+537 1) We have positive integers a, b and c such that a>b>c. When a, b and c are divided by 19, the remainders are 4, 2 and 18 respectively. When the number 2a+b-c is divided by 19, what is the remainder?
2) Given that m and n are positive integers such that m=6 (mod 9) and n=0 (mod 9), what is the largest integer that mn is necessarily divisible by?
+775 a/19 has a remainder of 4. b/19 has a remainder of 2. c/19 has a remainder of 18.
2a/19 then must have a remainder of 8. (4 + 4 = 8)
The remainder of \(2a + b - c\) when divided by 19 is just \(8 + 2 - 18 = -8\). We can get the real remainder by adding -8 to 19, which equals 11. the remainder is \(\boxed{11}\).
Hope this helps,
- PM
+775 Since \(m = 6 (mod 9)\) \(n = 0 (mod 9)\) and , we know that \(m\) is a multiple of 3 and \(n\) is a multiple of 9. \(m\) can also sometimes be a multiple of 6. (For example, m = 24, 24 (mod 9) = 6). To make sure that the largest integer that \(mn\) is necessarily divisible by is always true, we must assume that m is a multiple of 6. The largest integer that \(mn\) is necessarily divisible by is \(3\cdot3\cdot3 = \boxed{27}\).
Hope this helps,
- PM
+775 I think my answer above might be a little confusing, so I'll re-state it.
Odd number * odd number = Odd.
Since n is a multiple of 9, the prime factorization of n (other than 0) has at least two 3s.
Since m is a multiple of 3, the prime factorization of m (other than 0) has at least one 3.
We cannot consider the possibility that m and n are even because they are not always even.
The largest integer that mn is always divisible by is \(3\cdot3\cdot3 = \boxed{27}\), which is proven by prime factorization.
Hope this helps more,
- PM
+775 Go try it out yourself.

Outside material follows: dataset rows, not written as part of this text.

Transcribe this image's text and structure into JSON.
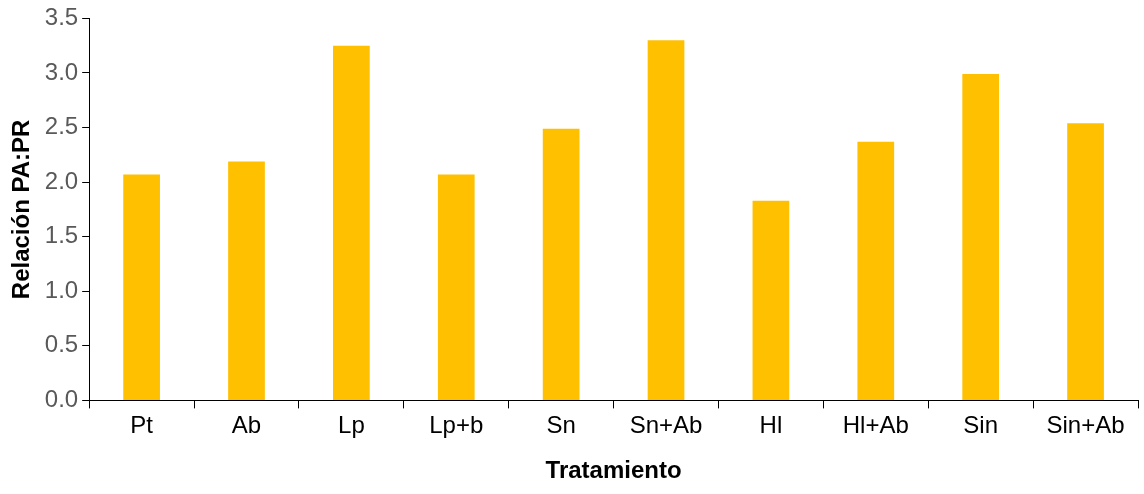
{
  "chart_data": {
    "type": "bar",
    "xlabel": "Tratamiento",
    "ylabel": "Relación PA:PR",
    "categories": [
      "Pt",
      "Ab",
      "Lp",
      "Lp+b",
      "Sn",
      "Sn+Ab",
      "Hl",
      "Hl+Ab",
      "Sin",
      "Sin+Ab"
    ],
    "values": [
      2.07,
      2.19,
      3.25,
      2.07,
      2.49,
      3.3,
      1.83,
      2.37,
      2.99,
      2.54
    ],
    "color": "#ffc000",
    "ylim": [
      0,
      3.5
    ],
    "yticks": [
      {
        "value": 0,
        "label": "0.0"
      },
      {
        "value": 0.5,
        "label": "0.5"
      },
      {
        "value": 1,
        "label": "1.0"
      },
      {
        "value": 1.5,
        "label": "1.5"
      },
      {
        "value": 2,
        "label": "2.0"
      },
      {
        "value": 2.5,
        "label": "2.5"
      },
      {
        "value": 3,
        "label": "3.0"
      },
      {
        "value": 3.5,
        "label": "3.5"
      }
    ],
    "grid": false,
    "legend": false
  }
}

It really works for all m = 6 (mod 9) and n = 0 (mod 9).
- PM
+26393 1)
We have positive integers a, b and c such that a>b>c.
When a, b and c are divided by 19, the remainders are 4, 2 and 18 respectively.
When the number 2a+b-c is divided by 19, what is the remainder?
\(\begin{array}{|rcll|} \hline a & \equiv & 4\pmod{19} \quad & | \quad \cdot 2 \\ \mathbf{2a} & \mathbf{\equiv} & \mathbf{8\pmod{19}} \\\\ \mathbf{b} & \mathbf{\equiv} & \mathbf{2\pmod{19}} \\\\ c & \equiv & 18\pmod{19} \\ c & \equiv & 18-19\pmod{19} \\ \mathbf{c} & \mathbf{\equiv} & \mathbf{-1\pmod{19} } \\ \\ \hline \\ 2a+b-c & \equiv & 8+2-(-1) \pmod{19} \\ \mathbf{2a+b-c} & \mathbf{\equiv} & \mathbf{{\color{red}11} \pmod{19}} \\ \hline \end{array}\)
The remainder is 11
+26393 2)
Given that m and n are positive integers such that m=6 (mod 9) and n=0 (mod 9),
what is the largest integer that mn is necessarily divisible by?
\(\begin{array}{|rcll|} \hline m & \equiv & 6\pmod{9} \\ \text{or} \\ m &=& 6 + z\cdot 9 ,\quad z \in \mathbb{Z} \\\\ n & \equiv & 0\pmod{9} \\ \text{or} \\ n &=& 0 + z_2 \cdot 9, \quad z_2 \in \mathbb{Z} \\\\ \hline \\ mn &=& (6 + z\cdot 9)\cdot z_2 \cdot 9 \\ mn &=& 3\cdot(2 + z\cdot 3)\cdot z_2 \cdot 9 \\ \mathbf{mn} &\mathbf{=}& \mathbf{{\color{red}27}\cdot(2 + 3z)\cdot z_2} \\ \hline \end{array}\)
The largest integer is 27
I agree with Alan.
m mod 9 =6 the smallest m that will satisfy the congruence =9 + 6 =15, and:
n mod 9 =0 the smallest n that will satisfy the congruence =9. Then:
15 x 9 = 135 - and the divisors of 135 =1, 3, 5, 9, 15, 27, 45, 135 (8 divisors).
So, the largest divisor of 135 is 135 !!!.